= Teiresias algorithm =

Combinatorial algorithm

The Teiresias algorithm is a combinatorial algorithm for the discovery of rigid patterns (motifs) in biological sequences. It is named after the Greek prophet Teiresias and was created in 1997 by Isidore Rigoutsos and Aris Floratos.

The problem of finding sequence similarities in the primary structure of related proteins or genes arises in the analysis of biological sequences. It can be shown that pattern discovery in its general form is NP-hard. The Teiresias algorithm is based on the observation that if a pattern spans many positions and appears exactly k times in the input then all fragments (sub patterns) of the pattern have to appear at least k times in the input. The algorithm is able to produce all patterns that have a user-defined number of copies in the given input, and manages to be very efficient by avoiding the enumeration of the entire space. Finally, the algorithm reports motifs that are maximal in both length and composition.

A new implementation of the Teiresias algorithm was recently made available by the . Teiresias is also accessible through an interactive web-based user interface by the same center. See external links for both.

==Pattern description==
The Teiresias algorithm uses regular expressions to define the patterns. This allows the patterns reported to consist not only from the characters that appear in each position (literals) but from a specific group of characters (bracketed literals) or even from any character (wild card). The patterns created by the algorithm are <L,W> patterns that have at least k instances in the input, where L ≤ W and L, W, k positive integers. A pattern is called an <L,W> pattern if and only if any L consecutive literals or bracketed literals span at most W positions (i.e. there can be no more than W-L wild cards).

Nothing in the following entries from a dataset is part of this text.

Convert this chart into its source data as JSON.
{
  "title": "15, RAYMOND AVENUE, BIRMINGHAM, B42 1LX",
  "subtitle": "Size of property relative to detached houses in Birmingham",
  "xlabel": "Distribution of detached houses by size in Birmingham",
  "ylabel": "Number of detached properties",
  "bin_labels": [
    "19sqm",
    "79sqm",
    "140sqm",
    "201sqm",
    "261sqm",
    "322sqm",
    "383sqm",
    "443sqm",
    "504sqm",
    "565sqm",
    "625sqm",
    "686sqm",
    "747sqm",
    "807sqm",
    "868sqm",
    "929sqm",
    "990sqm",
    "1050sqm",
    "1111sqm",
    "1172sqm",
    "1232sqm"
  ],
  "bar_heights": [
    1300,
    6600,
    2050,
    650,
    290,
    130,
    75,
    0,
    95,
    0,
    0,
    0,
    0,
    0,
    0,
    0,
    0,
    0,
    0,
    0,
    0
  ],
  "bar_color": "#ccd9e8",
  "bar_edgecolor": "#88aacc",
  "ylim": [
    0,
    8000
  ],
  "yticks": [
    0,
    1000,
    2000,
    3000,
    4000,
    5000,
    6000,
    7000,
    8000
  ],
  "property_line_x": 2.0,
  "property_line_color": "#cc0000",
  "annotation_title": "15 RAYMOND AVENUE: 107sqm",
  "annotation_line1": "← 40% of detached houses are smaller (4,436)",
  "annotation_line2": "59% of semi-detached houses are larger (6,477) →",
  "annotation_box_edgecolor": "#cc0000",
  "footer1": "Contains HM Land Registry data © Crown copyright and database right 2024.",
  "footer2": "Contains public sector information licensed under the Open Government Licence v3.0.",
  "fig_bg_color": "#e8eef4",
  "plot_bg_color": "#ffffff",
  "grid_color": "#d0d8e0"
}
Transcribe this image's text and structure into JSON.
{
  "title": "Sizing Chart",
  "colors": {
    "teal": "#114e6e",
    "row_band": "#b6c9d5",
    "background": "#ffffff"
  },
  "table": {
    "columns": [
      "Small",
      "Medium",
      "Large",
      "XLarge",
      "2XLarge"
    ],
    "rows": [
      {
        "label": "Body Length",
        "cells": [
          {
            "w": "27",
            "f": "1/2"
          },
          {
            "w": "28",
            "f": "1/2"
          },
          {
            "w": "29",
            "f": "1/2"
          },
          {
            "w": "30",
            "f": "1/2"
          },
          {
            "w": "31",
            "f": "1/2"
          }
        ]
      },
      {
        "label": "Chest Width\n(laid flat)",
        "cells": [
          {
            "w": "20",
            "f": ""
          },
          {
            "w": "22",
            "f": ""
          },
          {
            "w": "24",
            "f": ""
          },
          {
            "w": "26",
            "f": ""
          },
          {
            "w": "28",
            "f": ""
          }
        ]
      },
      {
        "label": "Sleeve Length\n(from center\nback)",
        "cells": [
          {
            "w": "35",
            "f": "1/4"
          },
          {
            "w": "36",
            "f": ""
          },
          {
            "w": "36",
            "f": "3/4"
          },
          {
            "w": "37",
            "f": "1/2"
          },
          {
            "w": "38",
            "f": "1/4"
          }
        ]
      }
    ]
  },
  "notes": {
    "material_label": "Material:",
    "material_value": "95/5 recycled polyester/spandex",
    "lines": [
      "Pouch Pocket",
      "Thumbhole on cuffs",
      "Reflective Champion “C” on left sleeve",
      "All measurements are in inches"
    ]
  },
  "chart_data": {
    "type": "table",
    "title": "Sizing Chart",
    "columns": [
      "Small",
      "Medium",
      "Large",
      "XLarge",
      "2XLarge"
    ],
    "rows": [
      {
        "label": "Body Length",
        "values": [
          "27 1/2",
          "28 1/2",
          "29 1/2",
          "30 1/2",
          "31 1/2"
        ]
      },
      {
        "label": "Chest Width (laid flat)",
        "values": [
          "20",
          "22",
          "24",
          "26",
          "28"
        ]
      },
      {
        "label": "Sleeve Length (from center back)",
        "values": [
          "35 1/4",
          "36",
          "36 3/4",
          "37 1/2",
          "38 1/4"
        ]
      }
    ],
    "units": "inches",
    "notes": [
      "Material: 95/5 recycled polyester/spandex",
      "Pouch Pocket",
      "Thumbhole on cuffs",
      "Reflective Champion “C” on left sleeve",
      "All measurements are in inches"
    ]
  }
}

The algorithm reports only maximal patterns. Given a set of sequences S, a pattern P that appears k times in S is called maximal if and only if there exists no pattern P' which is more specific than P and also appears exactly k times in S. If there exists such a pattern P' then we say that P cannot be maximal and P is considered to be subsumed by P'. A pattern P' is said to be more specific than a pattern P if and only if P' can be obtained from P by (a) dereferencing a wild card or (b) instantiating a bracketed literal to a literal, or (c) appending a string of literals, bracketed literals or/and wild cards to the right of P, or (d) prepending a string of literals, bracketed literals or/and wild cards to the left of P.

==Algorithm description==
Teiresias consists of two phases, Scanning and Convolution. During the first phase the input is scanned for the patterns that satisfy the minimum requirements, the elementary patterns. The elementary patterns consist of exactly L literals and/or bracketed literals and includes at most W-L wild cards. During convolution, the elementary patterns are recursively combined and maximal patterns are created. The order in which the convolutions are performed is very important since it guarantees that all patterns will be generated and all maximal patterns are generated before all the patterns that are subsumed by them. The order is dictated by the following rules

- The priority of each pattern is defined by its contents from left to right.
- A literal has higher priority than a bracketed literal and both have higher priority than wild cards (the more specific first).
- Longer patterns have higher priority than shorter ones.
- Ties are resolved alphabetically.

Given the assurance that all maximal patterns will be created first, the maximality of a newly created pattern can be easily checked. If the new pattern is subsumed by any maximal patterns found so far, it is discarded. Otherwise, a new maximal pattern is found. To avoid checking against all maximal patterns found so far, maximal patterns are placed in a hash map. The hashing scheme is designed so that a maximal pattern P and all non maximal patterns subsumed by P hash to the same entry, but two different maximal patterns are unlikely to hash to the same entry. The algorithm terminates when no more patterns can be combined to form new maximal patterns. The length of any maximal pattern is bounded from above by the length of the longest input sequence.

==Time complexity==
The algorithm is "output-sensitive." The time complexity of the TEIRESIAS algorithm is

$O\left(W^L m \log m + W(Cm + t_H) \sum_{P_{max}}{rc(P)} \right )$

where L and W are user-specified parameters that define the "minimum density" of a pattern (any L literals or brackets cannot span more than W positions), m is the number of characters the input includes, C is the average number of patterns found in a hash entry, t_{H} is the time needed for locating the hash entry corresponding to any given hash value, rc(P) is number of literals in P, and it can be shown at most rc(P) patterns can be placed on the stack while building P. And the summation Σ is the maximum number of patterns that will ever be placed in the stack that keeps the patterns for extension during convolution.